Chris continued pouring himself out,” I won’t hide anything from you. This negativity has cost me a lot. I’m going to retake my fourth year of study. I failed the examination because I had no morale even to read and prepare for the exam. I always felt like I’m worthless and there is no need to me stressing myself up with these heavy medical books and finally amount to nothing.”

I had to interrupt,” You have been a believer, a strong Christian, born of the water, spirit and the blood. You have always stood strong to defend this faith. What then makes you not believe even in the scriptures that even unbelievers agree with? Has God Himself not said that as a man thinketh so is he?”

“Bro, you are not worthless. God has never and will never make a worthless being.

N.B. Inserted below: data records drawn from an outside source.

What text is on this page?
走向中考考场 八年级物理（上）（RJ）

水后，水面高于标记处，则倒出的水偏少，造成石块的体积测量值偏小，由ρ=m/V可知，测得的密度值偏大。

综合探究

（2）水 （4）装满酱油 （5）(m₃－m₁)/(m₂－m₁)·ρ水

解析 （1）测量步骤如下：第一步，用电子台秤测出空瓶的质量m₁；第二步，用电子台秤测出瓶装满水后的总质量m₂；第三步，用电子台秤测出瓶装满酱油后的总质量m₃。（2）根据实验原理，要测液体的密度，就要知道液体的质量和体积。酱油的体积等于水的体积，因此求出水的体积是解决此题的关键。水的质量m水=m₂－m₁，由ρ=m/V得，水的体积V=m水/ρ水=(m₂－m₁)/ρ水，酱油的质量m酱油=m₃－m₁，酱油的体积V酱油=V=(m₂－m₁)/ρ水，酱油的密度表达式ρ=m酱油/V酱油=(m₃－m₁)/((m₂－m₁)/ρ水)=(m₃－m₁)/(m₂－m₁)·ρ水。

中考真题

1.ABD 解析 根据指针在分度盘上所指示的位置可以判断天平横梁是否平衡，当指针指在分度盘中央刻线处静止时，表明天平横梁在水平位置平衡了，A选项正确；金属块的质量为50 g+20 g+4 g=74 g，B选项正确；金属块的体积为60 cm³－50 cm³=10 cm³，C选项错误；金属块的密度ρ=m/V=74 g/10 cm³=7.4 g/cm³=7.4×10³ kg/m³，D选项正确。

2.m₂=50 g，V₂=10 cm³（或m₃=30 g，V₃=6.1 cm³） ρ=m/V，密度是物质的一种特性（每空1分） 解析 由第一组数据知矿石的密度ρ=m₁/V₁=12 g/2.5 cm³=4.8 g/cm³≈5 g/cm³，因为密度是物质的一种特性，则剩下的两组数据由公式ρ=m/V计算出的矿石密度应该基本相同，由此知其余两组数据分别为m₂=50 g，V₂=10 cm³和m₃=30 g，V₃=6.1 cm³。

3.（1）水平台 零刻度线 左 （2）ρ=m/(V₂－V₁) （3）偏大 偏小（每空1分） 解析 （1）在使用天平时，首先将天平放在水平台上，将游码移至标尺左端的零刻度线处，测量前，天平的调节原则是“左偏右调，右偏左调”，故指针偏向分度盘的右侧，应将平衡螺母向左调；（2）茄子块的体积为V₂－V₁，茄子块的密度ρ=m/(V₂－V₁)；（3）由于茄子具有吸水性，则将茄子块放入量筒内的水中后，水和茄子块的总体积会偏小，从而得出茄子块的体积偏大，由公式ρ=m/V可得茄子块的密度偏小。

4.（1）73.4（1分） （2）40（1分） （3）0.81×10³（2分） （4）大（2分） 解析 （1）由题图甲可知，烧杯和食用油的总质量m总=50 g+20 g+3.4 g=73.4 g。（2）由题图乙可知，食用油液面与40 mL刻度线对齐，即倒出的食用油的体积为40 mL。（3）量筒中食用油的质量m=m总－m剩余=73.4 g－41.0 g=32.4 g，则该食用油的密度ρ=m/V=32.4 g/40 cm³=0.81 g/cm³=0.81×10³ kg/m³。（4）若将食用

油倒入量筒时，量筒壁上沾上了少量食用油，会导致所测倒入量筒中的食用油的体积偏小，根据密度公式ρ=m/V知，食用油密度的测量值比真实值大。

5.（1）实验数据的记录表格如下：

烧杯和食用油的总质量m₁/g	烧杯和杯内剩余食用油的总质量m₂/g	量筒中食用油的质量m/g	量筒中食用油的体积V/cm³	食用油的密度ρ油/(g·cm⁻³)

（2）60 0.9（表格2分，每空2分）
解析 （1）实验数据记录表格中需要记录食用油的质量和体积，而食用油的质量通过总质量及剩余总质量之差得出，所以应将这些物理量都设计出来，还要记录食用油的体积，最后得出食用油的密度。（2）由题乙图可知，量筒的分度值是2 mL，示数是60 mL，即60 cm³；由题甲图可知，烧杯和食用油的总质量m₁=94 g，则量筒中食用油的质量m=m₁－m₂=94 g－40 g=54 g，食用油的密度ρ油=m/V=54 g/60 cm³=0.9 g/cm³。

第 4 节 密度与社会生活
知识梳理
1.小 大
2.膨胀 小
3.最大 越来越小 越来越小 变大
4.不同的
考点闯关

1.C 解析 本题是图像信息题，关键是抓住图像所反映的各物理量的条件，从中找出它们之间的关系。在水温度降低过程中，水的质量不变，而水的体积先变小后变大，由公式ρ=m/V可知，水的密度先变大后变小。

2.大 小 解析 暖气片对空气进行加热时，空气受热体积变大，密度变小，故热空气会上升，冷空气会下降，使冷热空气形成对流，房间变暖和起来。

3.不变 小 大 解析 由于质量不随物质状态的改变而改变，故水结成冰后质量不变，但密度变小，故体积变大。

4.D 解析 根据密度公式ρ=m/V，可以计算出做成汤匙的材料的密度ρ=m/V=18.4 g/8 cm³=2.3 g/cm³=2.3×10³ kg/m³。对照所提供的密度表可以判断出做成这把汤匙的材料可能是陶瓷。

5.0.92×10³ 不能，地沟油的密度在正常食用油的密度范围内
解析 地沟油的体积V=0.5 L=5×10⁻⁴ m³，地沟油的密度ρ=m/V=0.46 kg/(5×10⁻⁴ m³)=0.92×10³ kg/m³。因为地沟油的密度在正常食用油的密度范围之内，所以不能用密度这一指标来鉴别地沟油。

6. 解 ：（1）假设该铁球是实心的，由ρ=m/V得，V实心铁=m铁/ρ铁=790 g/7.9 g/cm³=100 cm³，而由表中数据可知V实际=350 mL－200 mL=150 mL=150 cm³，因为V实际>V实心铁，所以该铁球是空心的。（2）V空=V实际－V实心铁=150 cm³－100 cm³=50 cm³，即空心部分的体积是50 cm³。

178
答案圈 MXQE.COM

He has never made mistakes in His work and neither is He even about to. He only allows such circumstances to occur to us so as to prepare us for the great mission He has for each of us. We are the clay, He is the potter; we are all the work of His hand (Isaiah 64:8) His will and plan are perfect. So, our part is just to remain focused on Him and to keep seeking Him in prayer. Above all, we have to remain positive and optimistic that He is preparing something greater for us.”

 

My words seemed to make him regain his sense of thinking. For once I saw a smile reappear on his face. We had a long talk, prepared dinner and ate together. On that same night, Chris regained morale to continue pursuing his lifetime dreams with a rejuvenated positive energy.

 

I met him early this year and he was very happy, with a family and enjoying the fruits of optimism and positivity in life. He is currently running a hospital of his own, and making good money! He never forgets to thank me for enlightening him when he was taken over by negativity.